18 March 2016

Star struck


I've been pondering the mysteries of being a fan this week. I've never really understood the whole celebrity culture. In the main, I'm guessing because we didn't have a TV or a whole lot of choices for movies when I was going through the teenage crush stage. But last Friday night, at nearly 50 years old, I got a taste of what it means to be a teenage-like fan.

Alan Alda, of MASH fame, was in town. He was here for the World Science Festival (#WSFBrisbane), a program to bring science and scientists to the people. A great initiative, and one that he is obviously very passionate about. We attended a play reading that he had written, called 'Dear Albert'. It was a fascinating insight into a scientist I've never paid much attention to. Sure, Einstein's theories have had life-changing impacts, but I don't understand them; I've never needed to understand them; so I've never really taken an interest in Albert, the man—the rather flawed and very human man.

After the play, we were told (Daniel coerced the usher) that we might be able to meet Alan Alda at the stage door. When we got to the stage door foyer, he was sitting with Brian Greene, a scientist. (Prof Greene is another scientist I don't understand. Eleven dimensions! I'm not sure that the fourth isn't just a man-made construct.) I'm sure they were having a quiet chat and enjoying being away from the crowds. There was no-one else there! Thank you, Brisbane, for being too polite to barge in. I know we weren't the only fans in town.

For about five minutes we chatted, he graciously signed our MASH DVD box and one of his autobiographies, and then we left. What did we chat about? I can't tell you.  What I can tell you is that it was probably not articulate or intelligent. It represented neither my abilities nor personality. I remember aiming for 'polite' when I asked for his autograph. I suspect I may have missed the mark and hit sycophantic. He would never have guessed that I spent five years as a professional communicator, that I have a science degree, or that I have a Masters in wordsmithing. So many intelligent things I could have said, but didn't.

I've always held that all people, are not just created equal, but are equal, regardless of their current 'status', simply by virtue of them being people. I have high regard for many individuals, but never felt that anyone warranted special attention based simply on their celebrity status. But meeting Alan Alda was not a literary, but a literal, adrenalin rush—I was shaking when we walked away. Ridiculous! I met a man, I shook his hand, I uttered a few idiotic phrases, and I felt like a giddy teenager.

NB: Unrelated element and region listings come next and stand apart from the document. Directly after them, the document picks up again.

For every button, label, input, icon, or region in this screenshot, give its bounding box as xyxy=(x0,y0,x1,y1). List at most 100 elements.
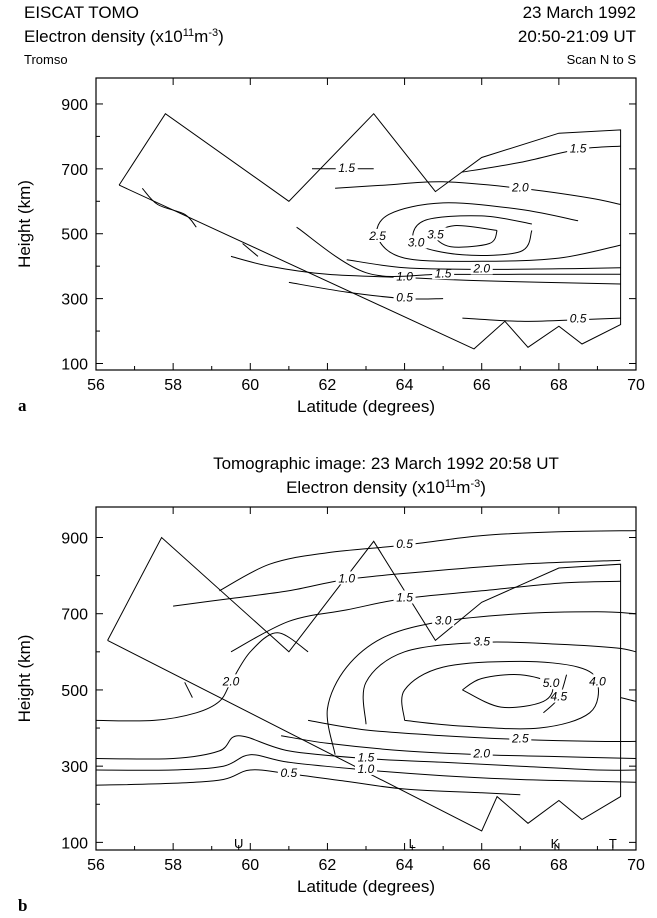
y-axis-label: Height (km) xyxy=(15,635,34,723)
contour-label-bg xyxy=(509,731,532,745)
contour-label-bg xyxy=(432,613,455,627)
contour-label-bg xyxy=(540,676,563,690)
y-tick-label: 900 xyxy=(61,530,88,547)
y-tick-label: 500 xyxy=(61,227,88,244)
contour-line xyxy=(288,281,444,300)
x-tick-label: 62 xyxy=(319,857,337,874)
contour-label-bg xyxy=(405,235,428,249)
y-tick-label: 700 xyxy=(61,607,88,624)
x-axis-label: Latitude (degrees) xyxy=(297,877,435,896)
contour-label-bg xyxy=(424,227,447,241)
panel-a-quantity: Electron density (x1011m-3) xyxy=(24,27,224,46)
contour-label: 1.0 xyxy=(338,571,355,585)
contour-label-bg xyxy=(509,180,532,194)
x-tick-label: 68 xyxy=(550,857,568,874)
x-tick-label: 64 xyxy=(396,377,414,394)
contour-line xyxy=(219,530,637,592)
contour-line xyxy=(462,145,621,173)
y-tick-label: 100 xyxy=(61,835,88,852)
contour-label: 3.0 xyxy=(435,613,452,627)
contour-label: 5.0 xyxy=(543,676,560,690)
contour-label-bg xyxy=(335,160,358,174)
contour-line xyxy=(326,611,637,755)
contour-label: 4.5 xyxy=(551,690,568,704)
contour-label-bg xyxy=(393,590,416,604)
panel-a-scan: Scan N to S xyxy=(567,52,637,67)
panel-a-site: Tromso xyxy=(24,52,68,67)
panel-a-title: EISCAT TOMO xyxy=(24,3,139,22)
y-tick-label: 100 xyxy=(61,357,88,374)
y-tick-label: 700 xyxy=(61,162,88,179)
panel-b-quantity: Electron density (x1011m-3) xyxy=(286,478,486,497)
contour-label: 1.5 xyxy=(338,161,355,175)
contour-label: 2.0 xyxy=(222,674,240,688)
y-tick-label: 900 xyxy=(61,97,88,114)
contour-line xyxy=(95,735,637,771)
contour-line xyxy=(95,769,521,796)
contour-label-bg xyxy=(393,290,416,304)
contour-label-bg xyxy=(355,750,377,764)
contour-label-bg xyxy=(586,674,609,688)
x-tick-label: 56 xyxy=(87,857,105,874)
contour-label: 1.5 xyxy=(570,141,587,155)
contour-label: 4.0 xyxy=(589,674,606,688)
contour-label-bg xyxy=(335,571,358,585)
contour-label-bg xyxy=(547,689,570,703)
contour-label: 2.5 xyxy=(511,731,529,745)
contour-label: 3.0 xyxy=(408,235,425,249)
contour-line xyxy=(281,735,637,759)
contour-line xyxy=(95,754,637,783)
contour-line xyxy=(230,255,621,285)
panel-a-date: 23 March 1992 xyxy=(523,3,636,22)
contour-label: 1.5 xyxy=(396,590,413,604)
panel-a-time: 20:50-21:09 UT xyxy=(518,27,636,46)
x-tick-label: 70 xyxy=(627,857,645,874)
contour-line xyxy=(335,181,621,205)
contour-label-bg xyxy=(470,261,493,275)
x-tick-label: 66 xyxy=(473,857,491,874)
contour-label: 0.5 xyxy=(396,291,413,305)
contour-line xyxy=(184,682,193,698)
station-label: K xyxy=(551,836,560,851)
contour-label: 1.5 xyxy=(435,266,452,280)
contour-label: 3.5 xyxy=(427,227,444,241)
scan-outline xyxy=(118,112,622,350)
contour-line xyxy=(434,225,498,248)
x-tick-label: 56 xyxy=(87,377,105,394)
contour-label-bg xyxy=(277,765,300,779)
contour-label-bg xyxy=(470,634,493,648)
x-tick-label: 62 xyxy=(319,377,337,394)
contour-line xyxy=(95,632,309,722)
x-tick-label: 60 xyxy=(241,857,259,874)
panel-b-title: Tomographic image: 23 March 1992 20:58 U… xyxy=(213,454,559,473)
contour-line xyxy=(308,719,637,743)
contour-label: 2.0 xyxy=(511,180,529,194)
contour-line xyxy=(462,673,554,709)
contour-label-bg xyxy=(470,746,493,760)
contour-label: 0.5 xyxy=(570,312,587,326)
contour-label: 2.0 xyxy=(472,261,490,275)
contour-label-bg xyxy=(366,228,389,242)
contour-line xyxy=(462,317,621,322)
contour-label-bg xyxy=(567,141,590,155)
chart-b: 56 58 60 62 64 66 68 70 100 300 500 700 900 Latitude … xyxy=(15,506,645,896)
contour-line xyxy=(401,660,599,730)
x-tick-label: 60 xyxy=(241,377,259,394)
station-label: L xyxy=(409,836,416,851)
x-tick-label: 64 xyxy=(396,857,414,874)
contour-line xyxy=(141,187,197,228)
contour-label-bg xyxy=(220,674,242,688)
y-tick-label: 500 xyxy=(61,683,88,700)
y-tick-label: 300 xyxy=(61,292,88,309)
contour-label: 1.5 xyxy=(358,751,375,765)
contour-label: 1.0 xyxy=(358,762,375,776)
contour-line xyxy=(230,580,621,653)
x-tick-label: 58 xyxy=(164,377,182,394)
y-tick-label: 300 xyxy=(61,759,88,776)
x-axis-label: Latitude (degrees) xyxy=(297,397,435,416)
contour-label: 0.5 xyxy=(396,537,413,551)
contour-label: 2.0 xyxy=(472,747,490,761)
contour-label: 3.5 xyxy=(473,634,490,648)
panel-a-header: EISCAT TOMO Electron density (x1011m-3) … xyxy=(24,3,636,67)
contour-label-bg xyxy=(567,311,590,325)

On a more logical level, I have an even higher regard for the man than I did before the WSF. I listened to his speech to the National Press Club after meeting him. For nearly six years, I tried (often in vain) to teach scientists how to 'write good'; how to communicate scientific principles and findings with integrity, but in a way that Joe Public could understand and relate to what they had to say. It often felt like an uphill battle, and I was just working with a small group of specialists in one company. I am thrilled to know there is a whole university school that teaches them before they hit the real world. This week I have purposefully avoided watching MASH. It feels almost like a betrayal to all that Alan Alda has achieved in the past 30 years to relegate him back to 'merely' being Hawkeye. (I'm sure I'll get over it.)

Logic aside, my brush with fandom has bemused me.  There are no benefits, short-term or long-term, to meeting Alan Alda, but a week later, the memory still brings a smile to my face, and I have an understanding of why we call it 'star struck'.